Type: Macroblade Core
Location: Nakchivan, Azerbaijan
Age: Late Holocene
Material: Obsidian
MoST ID: 1687
Pedestal Link: https://une.pedestal3d.com/r/AHPSehln3-
Model Author: Emma Watt
This obsidian macroblade core is from the salt mine of Duzdağı, near the city of Nakhchivan in Azerbaijan. The core dates to the Chalcolithic period, ca. 4000-6500 BP, and is made of obsidian from the Syunik source in the Zangezor range of Armenia.
The obsidian core in this model is from the Duzdağı site and dates to the intensive mining period during the Chalcolithic period. Relatively large obsidian macroblades were struck from the core by hard-hammer percussion. The core blank was a nodule of obsidian, and the macroblades were struck unidirectionally from a cortical platform. Blades removals were carefully spaced, with the blades running through the base of the core. An excellent platform was established on the core face for making a macroblade with a trapezoidal cross section, but the core was abandoned before striking this flake.
The geological provenance of the obsidian was determined by SCOPE project research conducted at the University of New England, Australia, by Dr M. Orange. The surveys at Duzdağı were conducted by the Mission Archéologique du Bassin de l’Araxe (Director, Dr. C. Marro, Archéorient) and the Azerbaijan National Academy of Sciences, Nakhchivan Branch (Dr V. Bakhshaliyev). Artefact number SCOPE-00682.
For thousands of years salt was an essential economic and symbolic product, partly because of its ability to preserve food. Food preservation eased seasonal dependencies and allowed food to be transported and traded over long distances. The mineral halite (rock salt) is an evaporite mineral that occurs in thick beds that can be mined in a similar way to rock. A vast infrastructure of salt mines linked by established roads had developed by Roman times to facilitate the salt trade. The word ‘salary’ derives from the Latin word for salt, perhaps because Roman soldiers were given an allowance to purchase the mineral.

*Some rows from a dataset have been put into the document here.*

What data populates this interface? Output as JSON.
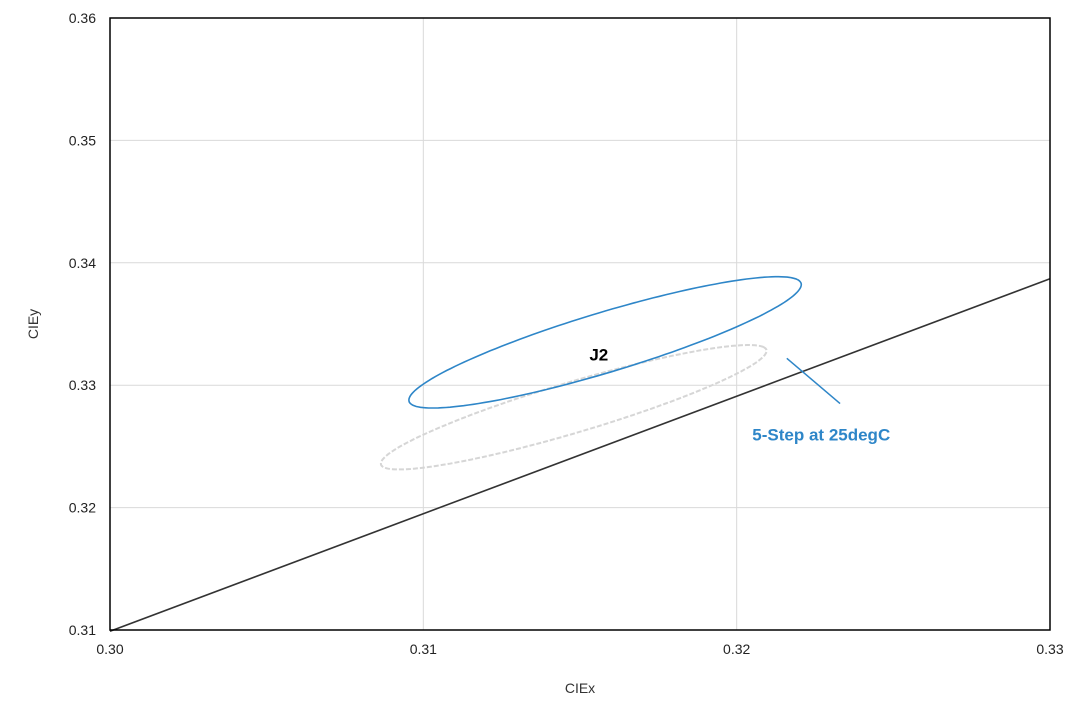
{
  "chart_data": {
    "type": "scatter",
    "title": "",
    "xlabel": "CIEx",
    "ylabel": "CIEy",
    "xlim": [
      0.3,
      0.33
    ],
    "ylim": [
      0.31,
      0.36
    ],
    "x_ticks": [
      {
        "value": 0.3,
        "label": "0.30"
      },
      {
        "value": 0.31,
        "label": "0.31"
      },
      {
        "value": 0.32,
        "label": "0.32"
      },
      {
        "value": 0.33,
        "label": "0.33"
      }
    ],
    "y_ticks": [
      {
        "value": 0.31,
        "label": "0.31"
      },
      {
        "value": 0.32,
        "label": "0.32"
      },
      {
        "value": 0.33,
        "label": "0.33"
      },
      {
        "value": 0.34,
        "label": "0.34"
      },
      {
        "value": 0.35,
        "label": "0.35"
      },
      {
        "value": 0.36,
        "label": "0.36"
      }
    ],
    "grid": true,
    "series": [
      {
        "kind": "ellipse",
        "style": "dashed",
        "color": "#d6d6d6",
        "center": [
          0.3148,
          0.3282
        ],
        "semi_axes": [
          0.0078,
          0.0017
        ],
        "angle_deg": 39
      },
      {
        "name": "5-Step at 25degC",
        "kind": "ellipse",
        "style": "solid",
        "color": "#2e86c8",
        "center": [
          0.3158,
          0.3335
        ],
        "semi_axes": [
          0.008,
          0.002
        ],
        "angle_deg": 40
      },
      {
        "kind": "line",
        "color": "#333333",
        "x": [
          0.3,
          0.33
        ],
        "y": [
          0.3099,
          0.3387
        ]
      }
    ],
    "annotations": [
      {
        "text": "J2",
        "x": 0.3156,
        "y": 0.332,
        "color": "#000000"
      },
      {
        "text": "5-Step at 25degC",
        "x": 0.3227,
        "y": 0.3255,
        "color": "#2e86c8",
        "leader_from": [
          0.3216,
          0.3322
        ],
        "leader_to": [
          0.3233,
          0.3285
        ]
      }
    ]
  }
}
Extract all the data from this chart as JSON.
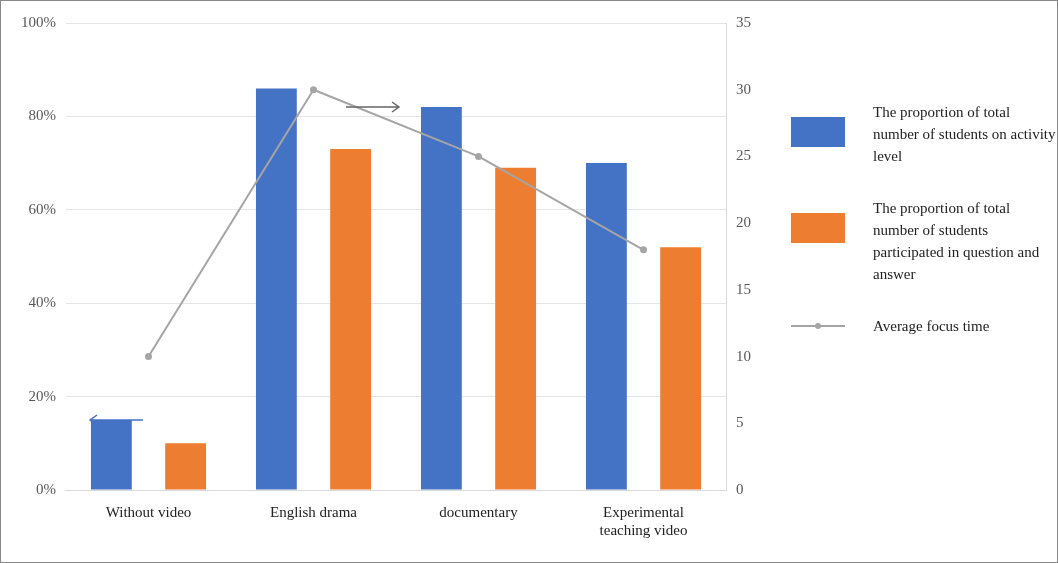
{
  "chart_data": {
    "type": "bar",
    "categories": [
      "Without video",
      "English drama",
      "documentary",
      "Experimental teaching video"
    ],
    "series": [
      {
        "name": "The proportion of total number of students on activity level",
        "color": "#4472c4",
        "values": [
          15,
          86,
          82,
          70
        ]
      },
      {
        "name": "The proportion of total number of students participated in question and answer",
        "color": "#ed7d31",
        "values": [
          10,
          73,
          69,
          52
        ]
      },
      {
        "name": "Average  focus time",
        "type": "line",
        "axis": "y2",
        "color": "#a5a5a5",
        "values": [
          10,
          30,
          25,
          18
        ]
      }
    ],
    "ylim": [
      0,
      100
    ],
    "yticks": [
      {
        "value": 0,
        "label": "0%"
      },
      {
        "value": 20,
        "label": "20%"
      },
      {
        "value": 40,
        "label": "40%"
      },
      {
        "value": 60,
        "label": "60%"
      },
      {
        "value": 80,
        "label": "80%"
      },
      {
        "value": 100,
        "label": "100%"
      }
    ],
    "y2lim": [
      0,
      35
    ],
    "y2ticks": [
      0,
      5,
      10,
      15,
      20,
      25,
      30,
      35
    ],
    "grid": "y",
    "legend": "right",
    "marker": "circle"
  }
}
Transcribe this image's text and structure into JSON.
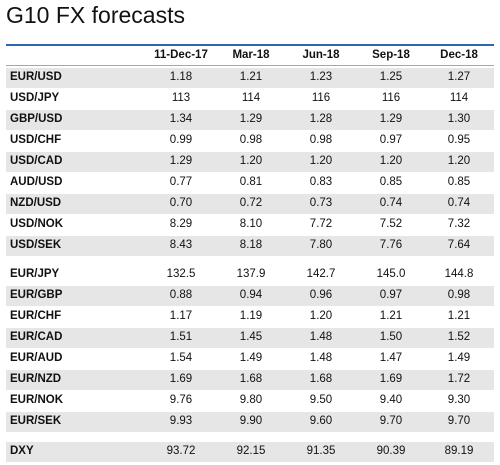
{
  "title": "G10 FX forecasts",
  "table": {
    "columns": [
      "11-Dec-17",
      "Mar-18",
      "Jun-18",
      "Sep-18",
      "Dec-18"
    ],
    "groups": [
      [
        {
          "label": "EUR/USD",
          "values": [
            "1.18",
            "1.21",
            "1.23",
            "1.25",
            "1.27"
          ]
        },
        {
          "label": "USD/JPY",
          "values": [
            "113",
            "114",
            "116",
            "116",
            "114"
          ]
        },
        {
          "label": "GBP/USD",
          "values": [
            "1.34",
            "1.29",
            "1.28",
            "1.29",
            "1.30"
          ]
        },
        {
          "label": "USD/CHF",
          "values": [
            "0.99",
            "0.98",
            "0.98",
            "0.97",
            "0.95"
          ]
        },
        {
          "label": "USD/CAD",
          "values": [
            "1.29",
            "1.20",
            "1.20",
            "1.20",
            "1.20"
          ]
        },
        {
          "label": "AUD/USD",
          "values": [
            "0.77",
            "0.81",
            "0.83",
            "0.85",
            "0.85"
          ]
        },
        {
          "label": "NZD/USD",
          "values": [
            "0.70",
            "0.72",
            "0.73",
            "0.74",
            "0.74"
          ]
        },
        {
          "label": "USD/NOK",
          "values": [
            "8.29",
            "8.10",
            "7.72",
            "7.52",
            "7.32"
          ]
        },
        {
          "label": "USD/SEK",
          "values": [
            "8.43",
            "8.18",
            "7.80",
            "7.76",
            "7.64"
          ]
        }
      ],
      [
        {
          "label": "EUR/JPY",
          "values": [
            "132.5",
            "137.9",
            "142.7",
            "145.0",
            "144.8"
          ]
        },
        {
          "label": "EUR/GBP",
          "values": [
            "0.88",
            "0.94",
            "0.96",
            "0.97",
            "0.98"
          ]
        },
        {
          "label": "EUR/CHF",
          "values": [
            "1.17",
            "1.19",
            "1.20",
            "1.21",
            "1.21"
          ]
        },
        {
          "label": "EUR/CAD",
          "values": [
            "1.51",
            "1.45",
            "1.48",
            "1.50",
            "1.52"
          ]
        },
        {
          "label": "EUR/AUD",
          "values": [
            "1.54",
            "1.49",
            "1.48",
            "1.47",
            "1.49"
          ]
        },
        {
          "label": "EUR/NZD",
          "values": [
            "1.69",
            "1.68",
            "1.68",
            "1.69",
            "1.72"
          ]
        },
        {
          "label": "EUR/NOK",
          "values": [
            "9.76",
            "9.80",
            "9.50",
            "9.40",
            "9.30"
          ]
        },
        {
          "label": "EUR/SEK",
          "values": [
            "9.93",
            "9.90",
            "9.60",
            "9.70",
            "9.70"
          ]
        }
      ],
      [
        {
          "label": "DXY",
          "values": [
            "93.72",
            "92.15",
            "91.35",
            "90.39",
            "89.19"
          ]
        }
      ]
    ]
  }
}
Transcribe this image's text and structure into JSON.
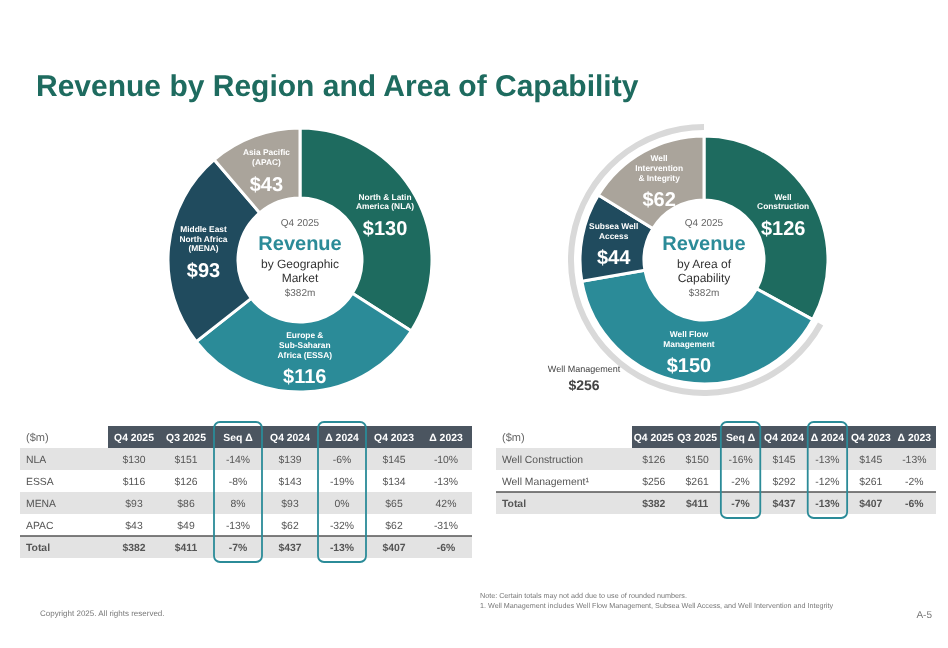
{
  "chart_data": [
    {
      "type": "other",
      "title": "Revenue by Region and Area of Capability",
      "annotations": [
        "Copyright 2025. All rights reserved.",
        "Note:   Certain totals may not add due to use of rounded numbers.",
        "1.      Well Management includes Well Flow Management, Subsea Well Access, and Well Intervention and Integrity",
        "A-5"
      ]
    },
    {
      "type": "donut",
      "subtitle": "Q4 2025",
      "title": "Revenue by Geographic Market",
      "annotations": [
        "$382m"
      ],
      "categories": [
        "North & Latin America (NLA)",
        "Europe & Sub-Saharan Africa (ESSA)",
        "Middle East North Africa (MENA)",
        "Asia Pacific (APAC)"
      ],
      "values": [
        130,
        116,
        93,
        43
      ],
      "value_labels": [
        "$130",
        "$116",
        "$93",
        "$43"
      ],
      "colors": [
        "#1e6b5f",
        "#2b8b98",
        "#204b5e",
        "#aaa49b"
      ]
    },
    {
      "type": "donut",
      "subtitle": "Q4 2025",
      "title": "Revenue by Area of Capability",
      "annotations": [
        "$382m",
        "Well Management",
        "$256"
      ],
      "categories": [
        "Well Construction",
        "Well Flow Management",
        "Subsea Well Access",
        "Well Intervention & Integrity"
      ],
      "values": [
        126,
        150,
        44,
        62
      ],
      "value_labels": [
        "$126",
        "$150",
        "$44",
        "$62"
      ],
      "colors": [
        "#1e6b5f",
        "#2b8b98",
        "#204b5e",
        "#aaa49b"
      ]
    },
    {
      "type": "other",
      "legend_title": "($m)",
      "categories": [
        "NLA",
        "ESSA",
        "MENA",
        "APAC",
        "Total"
      ],
      "series": [
        {
          "name": "Q4 2025",
          "values": [
            130,
            116,
            93,
            43,
            382
          ],
          "value_labels": [
            "$130",
            "$116",
            "$93",
            "$43",
            "$382"
          ]
        },
        {
          "name": "Q3 2025",
          "values": [
            151,
            126,
            86,
            49,
            411
          ],
          "value_labels": [
            "$151",
            "$126",
            "$86",
            "$49",
            "$411"
          ]
        },
        {
          "name": "Seq Δ",
          "values": [
            -14,
            -8,
            8,
            -13,
            -7
          ],
          "value_labels": [
            "-14%",
            "-8%",
            "8%",
            "-13%",
            "-7%"
          ]
        },
        {
          "name": "Q4 2024",
          "values": [
            139,
            143,
            93,
            62,
            437
          ],
          "value_labels": [
            "$139",
            "$143",
            "$93",
            "$62",
            "$437"
          ]
        },
        {
          "name": "Δ 2024",
          "values": [
            -6,
            -19,
            0,
            -32,
            -13
          ],
          "value_labels": [
            "-6%",
            "-19%",
            "0%",
            "-32%",
            "-13%"
          ]
        },
        {
          "name": "Q4 2023",
          "values": [
            145,
            134,
            65,
            62,
            407
          ],
          "value_labels": [
            "$145",
            "$134",
            "$65",
            "$62",
            "$407"
          ]
        },
        {
          "name": "Δ 2023",
          "values": [
            -10,
            -13,
            42,
            -31,
            -6
          ],
          "value_labels": [
            "-10%",
            "-13%",
            "42%",
            "-31%",
            "-6%"
          ]
        }
      ]
    },
    {
      "type": "other",
      "legend_title": "($m)",
      "categories": [
        "Well Construction",
        "Well Management¹",
        "Total"
      ],
      "series": [
        {
          "name": "Q4 2025",
          "values": [
            126,
            256,
            382
          ],
          "value_labels": [
            "$126",
            "$256",
            "$382"
          ]
        },
        {
          "name": "Q3 2025",
          "values": [
            150,
            261,
            411
          ],
          "value_labels": [
            "$150",
            "$261",
            "$411"
          ]
        },
        {
          "name": "Seq Δ",
          "values": [
            -16,
            -2,
            -7
          ],
          "value_labels": [
            "-16%",
            "-2%",
            "-7%"
          ]
        },
        {
          "name": "Q4 2024",
          "values": [
            145,
            292,
            437
          ],
          "value_labels": [
            "$145",
            "$292",
            "$437"
          ]
        },
        {
          "name": "Δ 2024",
          "values": [
            -13,
            -12,
            -13
          ],
          "value_labels": [
            "-13%",
            "-12%",
            "-13%"
          ]
        },
        {
          "name": "Q4 2023",
          "values": [
            145,
            261,
            407
          ],
          "value_labels": [
            "$145",
            "$261",
            "$407"
          ]
        },
        {
          "name": "Δ 2023",
          "values": [
            -13,
            -2,
            -6
          ],
          "value_labels": [
            "-13%",
            "-2%",
            "-6%"
          ]
        }
      ]
    }
  ]
}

Archaeological research in 2008-2009 focused on the Duzdağı salt dome in Azerbaijan, located on the Medieval Silk Road linking the city of Tabriz in northwest Iran with Constantinople in Turkey. The salt deposit there is about 7 km from the city of Nakhchivan, covering about 6 square kilometres and measuring 150 m thick. Abundant archaeological materials are found in the area, consisting of dense scatters of pottery and domestic stone tools, along with pecked and grooved stone salt mining hammers weighing from 1-30 kg. Typological studies of the pottery and tools suggest that mining began ca. 6500 BP, which is among the earliest evidence for rock-salt mining in the world. This is at the start of the Chalcolithic period when societies throughout the Caucasus were experiencing profound economic, social, and technological changes, reflected in part by the arrival of copper tools. Intensive salt mining was underway by about 5000 BP.